Cubans believe that national tobacco will be scarce, and it will not be possible to cover demand with the increase in the tax on imports. (14ymedio)

14ymedio bigger14ymedio, Madrid, 26 January 2024 — The Cuban Government announced on Thursday the increase in tariffs for the import of cigars, cigarettes, rum and other alcoholic beverages. For all these products, the general rate becomes 30%, while for countries considered a “favored nation” it will be 15%. In both cases, the percentage is tripled, since before it was 10% and 5%.

These increases were announced by the ministers of Economy and Planning, Alejandro Gil, and of Finance and Prices, Vladimir Regueiro Ale, in a Round Table program at the end of December.

“We are increasing tariffs for these products that are similar to national production, which we must continue to stimulate and protect, favoring exports and the greater presence of our products in the national market,” Regueiro explained.

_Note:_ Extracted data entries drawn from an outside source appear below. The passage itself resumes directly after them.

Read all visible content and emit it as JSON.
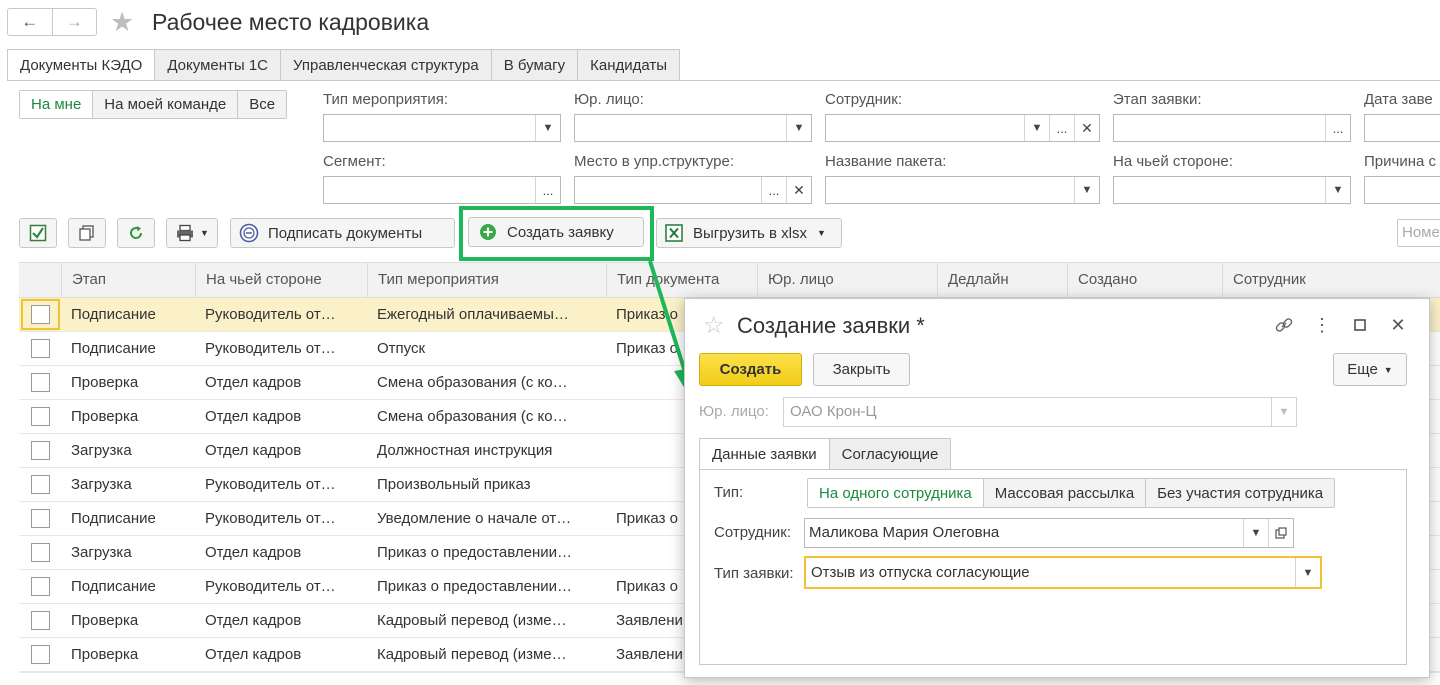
{
  "window": {
    "title": "Рабочее место кадровика",
    "back_arrow": "←",
    "forward_arrow": "→",
    "star": "★"
  },
  "tabs": [
    "Документы КЭДО",
    "Документы 1С",
    "Управленческая структура",
    "В бумагу",
    "Кандидаты"
  ],
  "scope_filter": [
    "На мне",
    "На моей команде",
    "Все"
  ],
  "filters": {
    "event_type_label": "Тип мероприятия:",
    "legal_entity_label": "Юр. лицо:",
    "employee_label": "Сотрудник:",
    "stage_label": "Этап заявки:",
    "request_date_label": "Дата заве",
    "segment_label": "Сегмент:",
    "org_place_label": "Место в упр.структуре:",
    "package_name_label": "Название пакета:",
    "on_whose_side_label": "На чьей стороне:",
    "reason_label": "Причина с"
  },
  "toolbar": {
    "sign_documents": "Подписать документы",
    "create_request": "Создать заявку",
    "export_xlsx": "Выгрузить в xlsx",
    "search_placeholder": "Номе"
  },
  "table": {
    "columns": [
      "Этап",
      "На чьей стороне",
      "Тип мероприятия",
      "Тип документа",
      "Юр. лицо",
      "Дедлайн",
      "Создано",
      "Сотрудник"
    ],
    "rows": [
      [
        "Подписание",
        "Руководитель от…",
        "Ежегодный оплачиваемы…",
        "Приказ о"
      ],
      [
        "Подписание",
        "Руководитель от…",
        "Отпуск",
        "Приказ о"
      ],
      [
        "Проверка",
        "Отдел кадров",
        "Смена образования (с ко…",
        ""
      ],
      [
        "Проверка",
        "Отдел кадров",
        "Смена образования (с ко…",
        ""
      ],
      [
        "Загрузка",
        "Отдел кадров",
        "Должностная инструкция",
        ""
      ],
      [
        "Загрузка",
        "Руководитель от…",
        "Произвольный приказ",
        ""
      ],
      [
        "Подписание",
        "Руководитель от…",
        "Уведомление о начале от…",
        "Приказ о"
      ],
      [
        "Загрузка",
        "Отдел кадров",
        "Приказ о предоставлении…",
        ""
      ],
      [
        "Подписание",
        "Руководитель от…",
        "Приказ о предоставлении…",
        "Приказ о"
      ],
      [
        "Проверка",
        "Отдел кадров",
        "Кадровый перевод (изме…",
        "Заявлени"
      ],
      [
        "Проверка",
        "Отдел кадров",
        "Кадровый перевод (изме…",
        "Заявлени"
      ]
    ]
  },
  "dialog": {
    "title": "Создание заявки *",
    "create_button": "Создать",
    "close_button": "Закрыть",
    "more_button": "Еще",
    "legal_entity_label": "Юр. лицо:",
    "legal_entity_value": "ОАО Крон-Ц",
    "tabs": [
      "Данные заявки",
      "Согласующие"
    ],
    "type_label": "Тип:",
    "type_options": [
      "На одного сотрудника",
      "Массовая рассылка",
      "Без участия сотрудника"
    ],
    "employee_label": "Сотрудник:",
    "employee_value": "Маликова Мария Олеговна",
    "request_type_label": "Тип заявки:",
    "request_type_value": "Отзыв из отпуска согласующие"
  },
  "colors": {
    "accent_green": "#1fb75a",
    "active_text_green": "#1b8a3e",
    "yellow_button": "#f5d320",
    "selection_row": "#fbf1c9"
  }
}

Although finished products in general were mentioned, in the Official Gazette published yesterday, tobacco and alcohol are the only ones included

 Although finished products in general were mentioned, in the Official Gazette published yesterday, tobacco and alcohol are the only ones included. We will have to wait to see if the measure extends to other products and if there will be shortages because of the increased tariffs.

The Gazette also includes another resolution about tariffs on the import of raw materials, inputs and intermediate goods. They are reduced by half “for production processes, with a special focus on food and agricultural production,” the text reads.

The objective of these measures, as announced by the authorities on television, is to stimulate domestic manufacturing. “At the end of November, imports made by non-state economic actors exceeded $1 billion. It is an important figure, and those imports are generally characterized by being finished products. That does not bring added value to our economy,” said the minister, who admitted the complexity in some cases where the product can be finished or intermediate depending on how it is used.

Regueiro gave as an example the case of flour, which can be sold in a store or bought to make bread, although the case is extended to others, such as oil. On the other hand, it is not the case of tobacco and alcohol, which were the obvious candidates for the application of higher tariffs. As for imported food, everything seems to indicate that the Government has chosen to wait, since a tax increase would seriously affect the supply of basic food through the private enterprises, which do not yet have the capacity to transform raw materials into products for national consumption.

The first reactions have not been positive, as expected. Although some users have admitted in the official press that these are not basic necessities, so the case is not so serious – which predicts the effect it will have when the rule is extended – most express their fear that it will mean the lack of capacity of the Cuban industry to cover that demand.

“It matters because the national industry is very far from meeting national demand,” says a reader on Cubadebate. “But how nice it would have been if they had taxed tourists for bringing in products that can be bought in the country.”

Some pointed out that the increase in the exchange rate — dollar to pesos — which goes from 1×24 to 1×120, and causes, in reality, the tariffs to increase 2.5 times, although others refute it

“I do not doubt that with the announcement, tomorrow those who sell beer will increase the price and say that they do it because of the increase in the tariff. They can also hide the beer for a few days so that the demand grows and then take it out with a higher price, despite the fact that they have it in the country before this publication,” says another, calling the sellers “scoundrels”.

It could be expected that the reaction to the lowering of the tariff to import raw materials would be more positive, but the initial comments do not report a great reception. Some pointed out that the increase in the exchange rate, which goes from 1×24 to 1×120 — dollar to pesos — and causes the tariffs to increase 2.5 times, although others refute it.

“But the increase in the exchange rate also applies to the import of finished products, it is for everything. Although the exchange rate increases, the tariffs for intermediate products will be 50% lower than for the finished ones, which is the intention,” one reacts.

The feeling, after so many years of failures, is not one of optimism. “Of course there is no reduction. Well, yes: of words. We are an educated people, you don’t have to be an economist. Hopefully this new improvisation will give the expected results or at least come closer.”